Advancing final arguments in a 1984 anti-Sikh riots case, in which veteran Congress leader Sajjan Kumar has been accused of instigating a mob in Delhi Cantonment area here, CBI counsel R S Cheema said the city police "deliberately" did not act the way it was supposed to.
"This was a case where the police acted in a pre-planned manner and every policemen was keeping his eyes closed," Cheema told Additional Sessions Judge (ASJ) J R Aryan.
He said about 150 complaints were made regarding the riot incidents but only five FIRs were registered by the police.
"Whatever action was taken by the police was taken against the people who helped the Sikhs. Police did not take action against the main culprits. No policeman was recording complaint during the riots. They were not interfering to help the victims," he said.
Cheema said even the police officials, who were defence witnesses in the case, had said in their statements that they had not seen anything during the riots.

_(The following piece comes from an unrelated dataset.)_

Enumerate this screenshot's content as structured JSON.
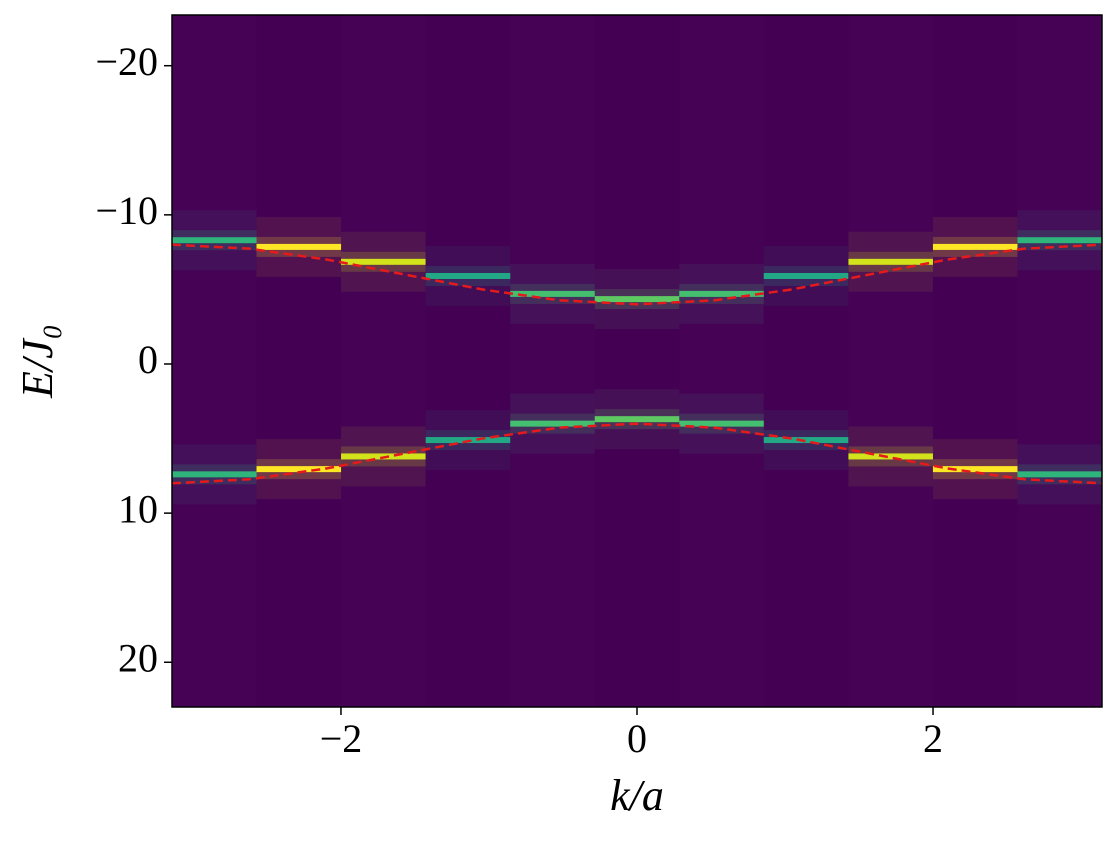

During the arguments, the court asked the prosecutor if the CBI has any "direct evidence" against Sajjan Kumar and other five accused Kishan Khokkar, Girdhari Lal, Mahender Yadav, Balwan Khokkar and Captain Bhagmal to show they were instigating the mob to kill the Sikhs.
"Apart from the witnesses, do you have press reports or photographs published in the newspapers to show that Sajjan Kumar was addressing the mob? Do you have direct evidence against the accused?," the judge asked.
The CBI prosecutor told the court that they do not have the media reports but they have other direct evidences against accused, which he would show to the court on April 2, the next date of hearing.